The tendency of earnings estimates to fall

christian11 at mindspring.com christian11 at mindspring.com
Fri Apr 6 09:23:33 PDT 2001


Charles explained that:

an increase in constant capital relative to variable capital, of new more productive or efficient machines, where "more productive" means more unit commodities produced per workperson hour, [means] that a productivity boom would not be a reason to expect profit rates to go up, but to expect them to go down . . .

But by virtue of its swift devaluation, the value of the new revolutionary capital is actually pretty low. So would be the organic composition, and hence the drag on profits, presumably.

I have other questions about the theory, though. Fernando Vianello says this on the labor theory of value: "Since the prices of production differ from values only on account of the different distribution of the overall surplus-value of the economy, according to Marx the rate of profits is actually determined . . . by the labor theory of value. The prices of production are then obtained from the values by replacing the surplus value produced in each branch of production with part of the overall surplus-value of the economy belonging to that branch according to the general rate of profits."

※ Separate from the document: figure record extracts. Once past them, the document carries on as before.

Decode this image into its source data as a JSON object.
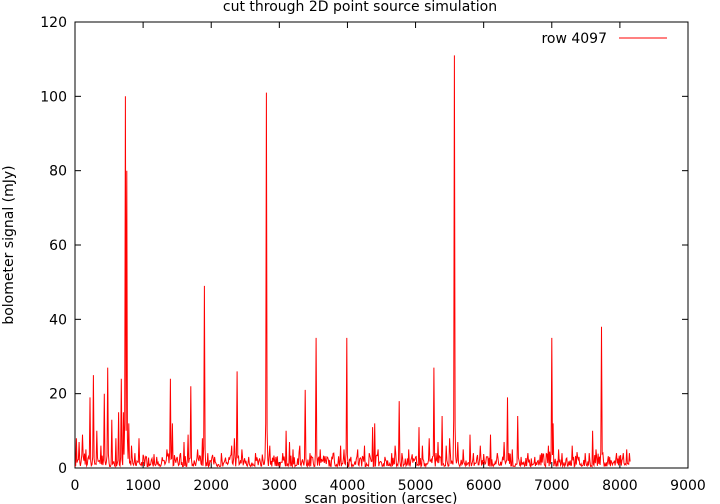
{
  "chart_data": {
    "type": "line",
    "title": "cut through 2D point source simulation",
    "xlabel": "scan position (arcsec)",
    "ylabel": "bolometer signal (mJy)",
    "xlim": [
      0,
      9000
    ],
    "ylim": [
      0,
      120
    ],
    "x_ticks": [
      "0",
      "1000",
      "2000",
      "3000",
      "4000",
      "5000",
      "6000",
      "7000",
      "8000",
      "9000"
    ],
    "y_ticks": [
      "0",
      "20",
      "40",
      "60",
      "80",
      "100",
      "120"
    ],
    "grid": false,
    "legend_position": "top-right",
    "series": [
      {
        "name": "row 4097",
        "color": "#ff0000",
        "baseline_range": [
          0,
          8150
        ],
        "peaks": [
          [
            15,
            8
          ],
          [
            60,
            7
          ],
          [
            110,
            9
          ],
          [
            160,
            5
          ],
          [
            220,
            19
          ],
          [
            270,
            25
          ],
          [
            320,
            10
          ],
          [
            380,
            6
          ],
          [
            430,
            20
          ],
          [
            480,
            27
          ],
          [
            540,
            13
          ],
          [
            600,
            8
          ],
          [
            640,
            15
          ],
          [
            680,
            24
          ],
          [
            710,
            15
          ],
          [
            740,
            100
          ],
          [
            760,
            80
          ],
          [
            790,
            12
          ],
          [
            830,
            6
          ],
          [
            880,
            4
          ],
          [
            940,
            8
          ],
          [
            1050,
            3
          ],
          [
            1200,
            3
          ],
          [
            1300,
            2
          ],
          [
            1350,
            5
          ],
          [
            1400,
            24
          ],
          [
            1430,
            12
          ],
          [
            1500,
            3
          ],
          [
            1550,
            4
          ],
          [
            1600,
            7
          ],
          [
            1660,
            9
          ],
          [
            1700,
            22
          ],
          [
            1800,
            5
          ],
          [
            1870,
            8
          ],
          [
            1900,
            49
          ],
          [
            1950,
            4
          ],
          [
            2050,
            3
          ],
          [
            2150,
            4
          ],
          [
            2200,
            2
          ],
          [
            2300,
            6
          ],
          [
            2340,
            8
          ],
          [
            2380,
            26
          ],
          [
            2450,
            5
          ],
          [
            2550,
            3
          ],
          [
            2650,
            4
          ],
          [
            2700,
            2
          ],
          [
            2810,
            101
          ],
          [
            2860,
            6
          ],
          [
            2950,
            3
          ],
          [
            3050,
            4
          ],
          [
            3100,
            10
          ],
          [
            3150,
            7
          ],
          [
            3200,
            5
          ],
          [
            3300,
            6
          ],
          [
            3380,
            21
          ],
          [
            3450,
            4
          ],
          [
            3540,
            35
          ],
          [
            3600,
            5
          ],
          [
            3700,
            3
          ],
          [
            3800,
            4
          ],
          [
            3900,
            6
          ],
          [
            3950,
            5
          ],
          [
            3990,
            35
          ],
          [
            4050,
            3
          ],
          [
            4150,
            5
          ],
          [
            4250,
            6
          ],
          [
            4320,
            4
          ],
          [
            4370,
            11
          ],
          [
            4400,
            12
          ],
          [
            4450,
            5
          ],
          [
            4550,
            3
          ],
          [
            4650,
            4
          ],
          [
            4700,
            6
          ],
          [
            4760,
            18
          ],
          [
            4800,
            4
          ],
          [
            4900,
            5
          ],
          [
            5000,
            3
          ],
          [
            5050,
            11
          ],
          [
            5100,
            6
          ],
          [
            5200,
            8
          ],
          [
            5270,
            27
          ],
          [
            5330,
            7
          ],
          [
            5390,
            14
          ],
          [
            5450,
            6
          ],
          [
            5500,
            8
          ],
          [
            5570,
            111
          ],
          [
            5620,
            7
          ],
          [
            5700,
            5
          ],
          [
            5800,
            9
          ],
          [
            5850,
            4
          ],
          [
            5950,
            6
          ],
          [
            6050,
            3
          ],
          [
            6100,
            9
          ],
          [
            6200,
            4
          ],
          [
            6300,
            7
          ],
          [
            6350,
            19
          ],
          [
            6420,
            5
          ],
          [
            6500,
            14
          ],
          [
            6550,
            3
          ],
          [
            6650,
            4
          ],
          [
            6750,
            3
          ],
          [
            6850,
            4
          ],
          [
            6950,
            6
          ],
          [
            7000,
            35
          ],
          [
            7020,
            12
          ],
          [
            7100,
            5
          ],
          [
            7150,
            4
          ],
          [
            7300,
            6
          ],
          [
            7400,
            3
          ],
          [
            7550,
            4
          ],
          [
            7600,
            10
          ],
          [
            7650,
            5
          ],
          [
            7730,
            38
          ],
          [
            7750,
            4
          ],
          [
            7850,
            3
          ],
          [
            7950,
            4
          ],
          [
            8050,
            4
          ],
          [
            8100,
            5
          ],
          [
            8140,
            4
          ]
        ]
      }
    ]
  }
}
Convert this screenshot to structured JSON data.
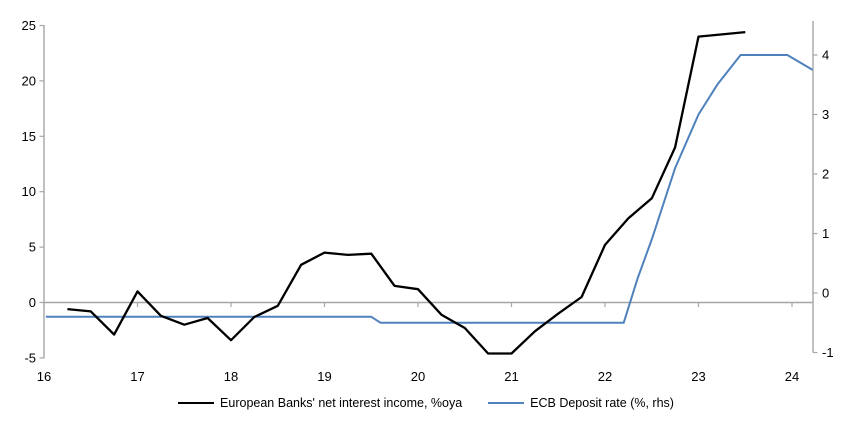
{
  "chart_data": {
    "type": "line",
    "title": "",
    "x_axis": {
      "tick_labels": [
        "16",
        "17",
        "18",
        "19",
        "20",
        "21",
        "22",
        "23",
        "24"
      ],
      "tick_values": [
        16,
        17,
        18,
        19,
        20,
        21,
        22,
        23,
        24
      ],
      "range": [
        16,
        24.25
      ]
    },
    "left_axis": {
      "tick_values": [
        25,
        20,
        15,
        10,
        5,
        0,
        -5
      ],
      "range": [
        -5,
        25
      ]
    },
    "right_axis": {
      "tick_values": [
        4,
        3,
        2,
        1,
        0,
        -1
      ],
      "range": [
        -1,
        4.5
      ]
    },
    "grid": "zero-line-only",
    "legend_position": "bottom",
    "colors": {
      "axis": "#a6a6a6",
      "zero_line": "#a6a6a6",
      "series_nii": "#000000",
      "series_ecb": "#4f81bd"
    },
    "series": [
      {
        "name": "European Banks' net interest income, %oya",
        "axis": "left",
        "color": "#000000",
        "points": [
          [
            16.25,
            -0.6
          ],
          [
            16.5,
            -0.8
          ],
          [
            16.75,
            -2.9
          ],
          [
            17.0,
            1.0
          ],
          [
            17.25,
            -1.2
          ],
          [
            17.5,
            -2.0
          ],
          [
            17.75,
            -1.4
          ],
          [
            18.0,
            -3.4
          ],
          [
            18.25,
            -1.3
          ],
          [
            18.5,
            -0.3
          ],
          [
            18.75,
            3.4
          ],
          [
            19.0,
            4.5
          ],
          [
            19.25,
            4.3
          ],
          [
            19.5,
            4.4
          ],
          [
            19.75,
            1.5
          ],
          [
            20.0,
            1.2
          ],
          [
            20.25,
            -1.1
          ],
          [
            20.5,
            -2.3
          ],
          [
            20.75,
            -4.6
          ],
          [
            21.0,
            -4.6
          ],
          [
            21.25,
            -2.6
          ],
          [
            21.5,
            -1.0
          ],
          [
            21.75,
            0.5
          ],
          [
            22.0,
            5.2
          ],
          [
            22.25,
            7.6
          ],
          [
            22.5,
            9.4
          ],
          [
            22.75,
            14.0
          ],
          [
            23.0,
            24.0
          ],
          [
            23.25,
            24.2
          ],
          [
            23.5,
            24.4
          ]
        ]
      },
      {
        "name": "ECB Deposit rate (%, rhs)",
        "axis": "right",
        "color": "#4f81bd",
        "points": [
          [
            16.02,
            -0.4
          ],
          [
            19.5,
            -0.4
          ],
          [
            19.6,
            -0.5
          ],
          [
            22.2,
            -0.5
          ],
          [
            22.35,
            0.25
          ],
          [
            22.5,
            0.9
          ],
          [
            22.75,
            2.1
          ],
          [
            23.0,
            3.0
          ],
          [
            23.2,
            3.5
          ],
          [
            23.45,
            4.0
          ],
          [
            23.95,
            4.0
          ],
          [
            24.22,
            3.75
          ]
        ]
      }
    ]
  }
}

If that's true, distribution determines both prices and the general rate of profit, but the general rate of profit precedes price. If that's true, then I'm still left wondering about the way of understanding actual profit rates, and the distribution mechanism, other than to say that it's competitive. Wouldn't the point of the distribution mechanism be to account for the way that, for example, the bourgeoisie could actively squeeze wages? Why this equilibrium assumption?